After the attacks in Kingsford last weekend I checked in with her again, and she replied:
My family member goes to school there and is already terrified. Last night another family member called in a panic to check we were ok, as she saw a whole lot of police and ambulances heading in the direction of Dover Heights.
At other times she has told me of sleepless nights punctured by the sounds of helicopters overhead. This is Australia. This night terror has no place here.
The Prime Minister has chopped and changed his language about the stark antisemitism we have been seeing over the last 15 months, and last week we had an astonishing statement by the Treasurer in response to the discovery of a caravan laden with explosives alongside a list of addresses of Jewish organisations, businesses and homes. On the Today show last week the Treasurer said:
What it shows is that the fears that a lot of Australians in the Jewish community have are not always unfounded.
Not always unfounded! I know he apologised afterwards—and what a relief that he did—but it hints to you the mistrust this government has towards Australia's Jewish community and the belittling of its well-founded fear of violence.
This bill is unfortunately necessary because of the mixed messages from this government, which has allowed hate free rein. But it's not just the provisions of the bill which matter; it's the use of them, as my friend so rightly pointed out. Antisemitic displays must be prosecuted and antisemitic protests must be stopped. Existing laws have not been used. Protests in our street in which antisemitic displays have been paraded have dragged on for months. Universities have set up antisemitic camps. While this bill will mitigate some of the government's failures, we can only hope the provisions will be used.
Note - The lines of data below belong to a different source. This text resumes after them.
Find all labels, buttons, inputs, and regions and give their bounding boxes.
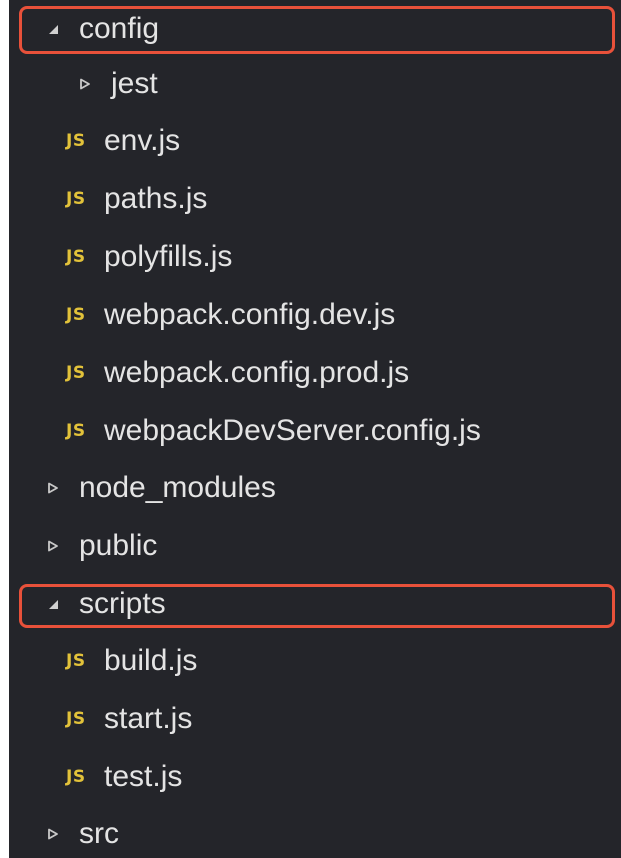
js-file-icon: JS xyxy=(66,189,86,209)
tree-item-start-js[interactable]: JS start.js xyxy=(9,690,621,748)
tree-item-config[interactable]: config xyxy=(9,0,621,58)
tree-item-label: env.js xyxy=(104,124,181,157)
tree-item-label: scripts xyxy=(79,587,166,620)
triangle-down-icon[interactable] xyxy=(43,594,63,614)
tree-item-node-modules[interactable]: node_modules xyxy=(9,459,621,517)
tree-item-webpack-config-prod-js[interactable]: JS webpack.config.prod.js xyxy=(9,344,621,402)
tree-item-label: paths.js xyxy=(104,182,208,215)
triangle-right-icon[interactable] xyxy=(43,824,63,844)
js-file-icon: JS xyxy=(66,131,86,151)
tree-item-polyfills-js[interactable]: JS polyfills.js xyxy=(9,228,621,286)
tree-item-label: polyfills.js xyxy=(104,240,233,273)
tree-item-label: public xyxy=(79,529,158,562)
tree-item-label: webpack.config.prod.js xyxy=(104,356,410,389)
tree-item-scripts[interactable]: scripts xyxy=(9,575,621,633)
tree-item-public[interactable]: public xyxy=(9,517,621,575)
triangle-right-icon[interactable] xyxy=(43,478,63,498)
js-file-icon: JS xyxy=(66,651,86,671)
js-file-icon: JS xyxy=(66,305,86,325)
triangle-right-icon[interactable] xyxy=(75,74,95,94)
triangle-down-icon[interactable] xyxy=(43,19,63,39)
tree-item-src[interactable]: src xyxy=(9,805,621,858)
tree-item-label: build.js xyxy=(104,644,198,677)
tree-item-label: config xyxy=(79,12,160,45)
tree-item-build-js[interactable]: JS build.js xyxy=(9,632,621,690)
triangle-right-icon[interactable] xyxy=(43,536,63,556)
js-file-icon: JS xyxy=(66,421,86,441)
tree-item-jest[interactable]: jest xyxy=(9,55,621,113)
js-file-icon: JS xyxy=(66,363,86,383)
js-file-icon: JS xyxy=(66,709,86,729)
tree-item-label: src xyxy=(79,817,119,850)
file-explorer: config jest JS env.js JS paths.js JS pol… xyxy=(9,0,621,858)
js-file-icon: JS xyxy=(66,247,86,267)
tree-item-test-js[interactable]: JS test.js xyxy=(9,748,621,806)
tree-item-env-js[interactable]: JS env.js xyxy=(9,112,621,170)
tree-item-label: test.js xyxy=(104,760,183,793)
tree-item-label: start.js xyxy=(104,702,193,735)
tree-item-label: webpack.config.dev.js xyxy=(104,298,396,331)
tree-item-label: webpackDevServer.config.js xyxy=(104,414,481,447)
js-file-icon: JS xyxy=(66,767,86,787)
tree-item-paths-js[interactable]: JS paths.js xyxy=(9,170,621,228)
tree-item-webpack-config-dev-js[interactable]: JS webpack.config.dev.js xyxy=(9,286,621,344)
tree-item-webpackdevserver-config-js[interactable]: JS webpackDevServer.config.js xyxy=(9,402,621,460)
tree-item-label: jest xyxy=(111,67,158,100)
tree-item-label: node_modules xyxy=(79,471,276,504)
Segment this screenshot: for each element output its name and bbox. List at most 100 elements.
Existing provisions of the Criminal Code have not been used—like division 80, which makes it an offence to urge violence against individuals or groups on the basis of race, religion and the like.
The coalition has been calling for action for months. The Executive Council of Australian Jewry has been calling for action for months. The Australia Israel and Jewish Affairs Council has been calling for action for months. Jewish places of worship and scholarship, Jewish businesses and Jewish schools have been calling for action for months. Jewish families, their friends and my friend have been calling for action for months. This week we have spent some time in contemplation of the antisemitic blight brought upon this beautiful country. Maybe now action will follow.